House impeachment managers and Trump's defense team wrapped up closing arguments in his impeachment trial Monday.

After Tuesday's speeches in the Senate, senators are scheduled to vote Wednesday on the question of whether Trump should be removed from office.

The Republican-controlled Senate is not expected to oust Trump.

A razor-thin majority of Senate Republicans on Friday shut down a proposal to allow testimony by witnesses at the trial, and to allow the introduction of additional documents into evidence.

That vote, in which Republican Sens. Mitt Romney of Utah and Susan Collins of Maine joined Democrats in the losing effort to admit more evidence, pushed the trial into its final stages.

The House voted to impeach Trump on Dec. 18, alleging he abused the power of the presidency and obstructed Congress in connection with his withholding of nearly $400 million in congressionally appropriated military aid to Ukraine last summer.
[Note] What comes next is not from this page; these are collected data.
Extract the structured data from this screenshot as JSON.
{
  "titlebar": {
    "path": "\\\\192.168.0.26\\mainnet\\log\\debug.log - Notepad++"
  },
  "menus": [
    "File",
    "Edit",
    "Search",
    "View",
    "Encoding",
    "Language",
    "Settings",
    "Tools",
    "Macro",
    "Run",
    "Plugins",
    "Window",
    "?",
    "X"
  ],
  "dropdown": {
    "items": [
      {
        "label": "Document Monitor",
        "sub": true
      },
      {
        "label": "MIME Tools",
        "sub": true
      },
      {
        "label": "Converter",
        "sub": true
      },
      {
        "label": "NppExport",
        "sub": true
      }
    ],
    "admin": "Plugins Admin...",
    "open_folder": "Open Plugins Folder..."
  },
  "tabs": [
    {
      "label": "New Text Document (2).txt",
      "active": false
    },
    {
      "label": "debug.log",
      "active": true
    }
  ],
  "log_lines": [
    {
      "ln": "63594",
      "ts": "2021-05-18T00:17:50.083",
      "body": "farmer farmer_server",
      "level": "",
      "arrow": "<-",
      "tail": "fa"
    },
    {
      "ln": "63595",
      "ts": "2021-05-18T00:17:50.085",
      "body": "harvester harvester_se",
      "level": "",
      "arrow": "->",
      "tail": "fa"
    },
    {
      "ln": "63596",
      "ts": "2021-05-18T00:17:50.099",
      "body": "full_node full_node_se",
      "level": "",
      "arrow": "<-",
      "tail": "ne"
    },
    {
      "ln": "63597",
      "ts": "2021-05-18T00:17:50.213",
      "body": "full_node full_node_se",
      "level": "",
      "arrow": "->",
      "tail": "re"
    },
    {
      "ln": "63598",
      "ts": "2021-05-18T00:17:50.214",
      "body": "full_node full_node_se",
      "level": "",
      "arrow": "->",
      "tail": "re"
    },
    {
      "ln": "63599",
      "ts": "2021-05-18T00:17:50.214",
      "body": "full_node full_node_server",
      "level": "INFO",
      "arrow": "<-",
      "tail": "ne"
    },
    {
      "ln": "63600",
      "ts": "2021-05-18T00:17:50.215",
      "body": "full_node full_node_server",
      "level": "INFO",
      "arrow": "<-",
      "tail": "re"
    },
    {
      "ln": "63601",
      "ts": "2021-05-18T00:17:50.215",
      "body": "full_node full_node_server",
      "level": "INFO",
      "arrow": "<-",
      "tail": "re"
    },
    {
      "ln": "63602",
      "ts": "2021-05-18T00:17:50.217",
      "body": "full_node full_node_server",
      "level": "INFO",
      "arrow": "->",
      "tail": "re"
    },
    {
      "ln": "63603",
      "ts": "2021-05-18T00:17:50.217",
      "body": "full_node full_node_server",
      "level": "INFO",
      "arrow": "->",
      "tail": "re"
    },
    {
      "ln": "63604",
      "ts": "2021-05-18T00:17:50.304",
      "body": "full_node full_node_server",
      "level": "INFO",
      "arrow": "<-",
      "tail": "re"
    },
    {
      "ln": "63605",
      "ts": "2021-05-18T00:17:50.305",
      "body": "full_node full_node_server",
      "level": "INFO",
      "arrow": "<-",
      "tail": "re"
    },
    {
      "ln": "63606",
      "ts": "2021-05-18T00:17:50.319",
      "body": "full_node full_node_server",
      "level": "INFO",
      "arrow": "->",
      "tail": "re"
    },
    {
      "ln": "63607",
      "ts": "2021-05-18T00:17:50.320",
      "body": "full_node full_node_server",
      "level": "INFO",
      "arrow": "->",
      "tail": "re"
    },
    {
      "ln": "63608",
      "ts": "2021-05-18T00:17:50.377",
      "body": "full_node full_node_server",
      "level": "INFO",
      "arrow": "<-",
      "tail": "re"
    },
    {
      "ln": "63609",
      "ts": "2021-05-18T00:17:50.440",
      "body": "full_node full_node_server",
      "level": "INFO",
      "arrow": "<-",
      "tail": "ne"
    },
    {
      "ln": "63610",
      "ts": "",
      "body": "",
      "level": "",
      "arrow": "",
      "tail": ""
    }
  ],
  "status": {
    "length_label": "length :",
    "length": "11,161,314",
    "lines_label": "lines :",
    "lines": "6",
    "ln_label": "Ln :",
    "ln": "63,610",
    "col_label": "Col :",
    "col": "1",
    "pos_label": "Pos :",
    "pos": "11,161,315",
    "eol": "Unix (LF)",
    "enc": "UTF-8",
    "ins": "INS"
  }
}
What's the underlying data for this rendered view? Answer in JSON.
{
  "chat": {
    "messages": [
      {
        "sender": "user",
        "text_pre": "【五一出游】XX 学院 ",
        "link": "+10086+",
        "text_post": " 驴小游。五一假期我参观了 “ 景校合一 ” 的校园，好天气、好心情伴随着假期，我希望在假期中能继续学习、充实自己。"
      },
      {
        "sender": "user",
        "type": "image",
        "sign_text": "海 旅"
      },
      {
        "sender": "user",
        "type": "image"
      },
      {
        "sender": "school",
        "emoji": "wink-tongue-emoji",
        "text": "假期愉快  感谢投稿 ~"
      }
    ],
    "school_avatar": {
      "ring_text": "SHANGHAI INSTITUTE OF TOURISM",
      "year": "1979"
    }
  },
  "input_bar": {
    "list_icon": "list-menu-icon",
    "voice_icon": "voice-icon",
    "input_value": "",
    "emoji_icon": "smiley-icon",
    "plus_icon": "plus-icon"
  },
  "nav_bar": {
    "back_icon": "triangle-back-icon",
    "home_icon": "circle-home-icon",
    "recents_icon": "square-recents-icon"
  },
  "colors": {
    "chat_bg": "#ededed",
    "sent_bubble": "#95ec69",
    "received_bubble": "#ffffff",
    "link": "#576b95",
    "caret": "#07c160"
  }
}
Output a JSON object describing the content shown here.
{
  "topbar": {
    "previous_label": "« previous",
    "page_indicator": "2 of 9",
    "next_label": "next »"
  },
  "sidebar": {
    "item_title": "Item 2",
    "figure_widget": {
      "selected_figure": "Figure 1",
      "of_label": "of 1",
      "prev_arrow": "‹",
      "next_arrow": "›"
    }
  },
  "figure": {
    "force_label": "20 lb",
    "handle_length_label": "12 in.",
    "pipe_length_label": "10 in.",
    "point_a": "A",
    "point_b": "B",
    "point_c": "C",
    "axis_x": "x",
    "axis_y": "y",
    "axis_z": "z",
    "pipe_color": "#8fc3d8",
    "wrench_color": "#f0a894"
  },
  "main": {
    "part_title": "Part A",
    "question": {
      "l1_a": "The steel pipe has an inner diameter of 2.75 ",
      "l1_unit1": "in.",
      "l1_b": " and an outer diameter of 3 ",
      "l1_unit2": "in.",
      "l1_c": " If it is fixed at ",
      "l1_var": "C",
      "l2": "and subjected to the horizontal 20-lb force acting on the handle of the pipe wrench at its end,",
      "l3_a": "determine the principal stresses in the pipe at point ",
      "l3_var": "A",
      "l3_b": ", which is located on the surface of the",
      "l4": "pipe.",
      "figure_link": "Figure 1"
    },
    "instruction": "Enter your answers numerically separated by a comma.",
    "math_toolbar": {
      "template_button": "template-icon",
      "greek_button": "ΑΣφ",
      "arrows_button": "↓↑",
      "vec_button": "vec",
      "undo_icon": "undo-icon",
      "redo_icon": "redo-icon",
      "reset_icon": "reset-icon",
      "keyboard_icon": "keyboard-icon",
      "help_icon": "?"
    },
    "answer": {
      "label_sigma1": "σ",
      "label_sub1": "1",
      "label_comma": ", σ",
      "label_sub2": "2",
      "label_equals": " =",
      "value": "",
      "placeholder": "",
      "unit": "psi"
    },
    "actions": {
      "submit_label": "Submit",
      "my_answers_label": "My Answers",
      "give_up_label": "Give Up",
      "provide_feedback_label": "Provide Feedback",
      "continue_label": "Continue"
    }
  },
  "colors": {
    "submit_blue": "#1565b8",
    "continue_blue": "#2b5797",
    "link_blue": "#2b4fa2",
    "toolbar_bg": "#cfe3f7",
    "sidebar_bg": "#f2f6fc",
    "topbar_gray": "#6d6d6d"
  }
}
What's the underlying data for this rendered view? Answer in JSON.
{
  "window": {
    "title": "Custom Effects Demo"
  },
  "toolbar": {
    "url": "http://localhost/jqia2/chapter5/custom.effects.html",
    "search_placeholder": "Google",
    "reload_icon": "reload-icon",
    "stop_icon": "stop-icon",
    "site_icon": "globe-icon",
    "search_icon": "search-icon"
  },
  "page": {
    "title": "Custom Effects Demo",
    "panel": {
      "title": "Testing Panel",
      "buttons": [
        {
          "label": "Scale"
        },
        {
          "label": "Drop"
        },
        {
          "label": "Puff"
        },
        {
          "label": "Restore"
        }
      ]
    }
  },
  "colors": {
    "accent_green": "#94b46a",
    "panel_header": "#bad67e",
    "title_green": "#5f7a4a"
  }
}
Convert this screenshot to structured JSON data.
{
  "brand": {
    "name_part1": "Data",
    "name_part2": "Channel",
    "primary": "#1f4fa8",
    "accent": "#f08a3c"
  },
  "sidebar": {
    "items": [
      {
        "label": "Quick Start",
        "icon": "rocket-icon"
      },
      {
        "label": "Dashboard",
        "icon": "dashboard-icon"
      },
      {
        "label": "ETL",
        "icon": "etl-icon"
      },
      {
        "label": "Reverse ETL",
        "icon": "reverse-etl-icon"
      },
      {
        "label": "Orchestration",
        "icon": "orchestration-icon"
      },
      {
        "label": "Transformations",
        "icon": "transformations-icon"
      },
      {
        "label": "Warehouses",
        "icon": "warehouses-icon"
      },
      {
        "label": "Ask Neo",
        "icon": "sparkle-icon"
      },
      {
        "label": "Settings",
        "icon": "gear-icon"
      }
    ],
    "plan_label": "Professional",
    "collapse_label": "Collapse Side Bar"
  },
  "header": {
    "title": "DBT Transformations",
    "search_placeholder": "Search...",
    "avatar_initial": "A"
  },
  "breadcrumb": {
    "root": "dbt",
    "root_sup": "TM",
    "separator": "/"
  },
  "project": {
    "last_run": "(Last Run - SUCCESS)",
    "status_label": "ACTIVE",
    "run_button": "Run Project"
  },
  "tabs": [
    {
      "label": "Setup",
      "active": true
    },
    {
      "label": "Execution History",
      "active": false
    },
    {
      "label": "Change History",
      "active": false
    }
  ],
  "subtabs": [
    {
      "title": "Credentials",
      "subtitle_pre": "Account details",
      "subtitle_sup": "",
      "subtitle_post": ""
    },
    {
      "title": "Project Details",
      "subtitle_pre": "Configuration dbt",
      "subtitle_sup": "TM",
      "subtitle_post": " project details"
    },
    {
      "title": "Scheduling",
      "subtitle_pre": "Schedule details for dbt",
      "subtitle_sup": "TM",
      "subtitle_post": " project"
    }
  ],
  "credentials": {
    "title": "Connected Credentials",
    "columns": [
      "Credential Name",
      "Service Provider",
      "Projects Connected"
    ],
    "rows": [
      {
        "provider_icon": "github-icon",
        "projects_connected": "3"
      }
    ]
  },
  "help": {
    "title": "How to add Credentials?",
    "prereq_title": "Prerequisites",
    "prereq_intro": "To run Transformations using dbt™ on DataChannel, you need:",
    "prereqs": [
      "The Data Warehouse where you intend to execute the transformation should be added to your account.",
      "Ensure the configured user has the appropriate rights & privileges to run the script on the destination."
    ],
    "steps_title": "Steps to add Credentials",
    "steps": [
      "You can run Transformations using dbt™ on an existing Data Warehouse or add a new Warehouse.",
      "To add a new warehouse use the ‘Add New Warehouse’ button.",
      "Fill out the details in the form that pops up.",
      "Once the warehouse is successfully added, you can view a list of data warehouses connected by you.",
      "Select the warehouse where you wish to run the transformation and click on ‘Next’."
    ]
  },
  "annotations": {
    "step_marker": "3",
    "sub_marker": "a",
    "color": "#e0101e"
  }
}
Trump held back that aid while at the same time asking Ukraine's new president to announce investigations into former Vice President Joe Biden and his son Hunter, as well as into a debunked conspiracy theory about purported interference by Ukraine in the 2016 U.S. presidential election.

Trump's actions occurred last summer, after Biden became a front-runner for the Democratic Party's 2020 presidential nomination.

The military aid was later released.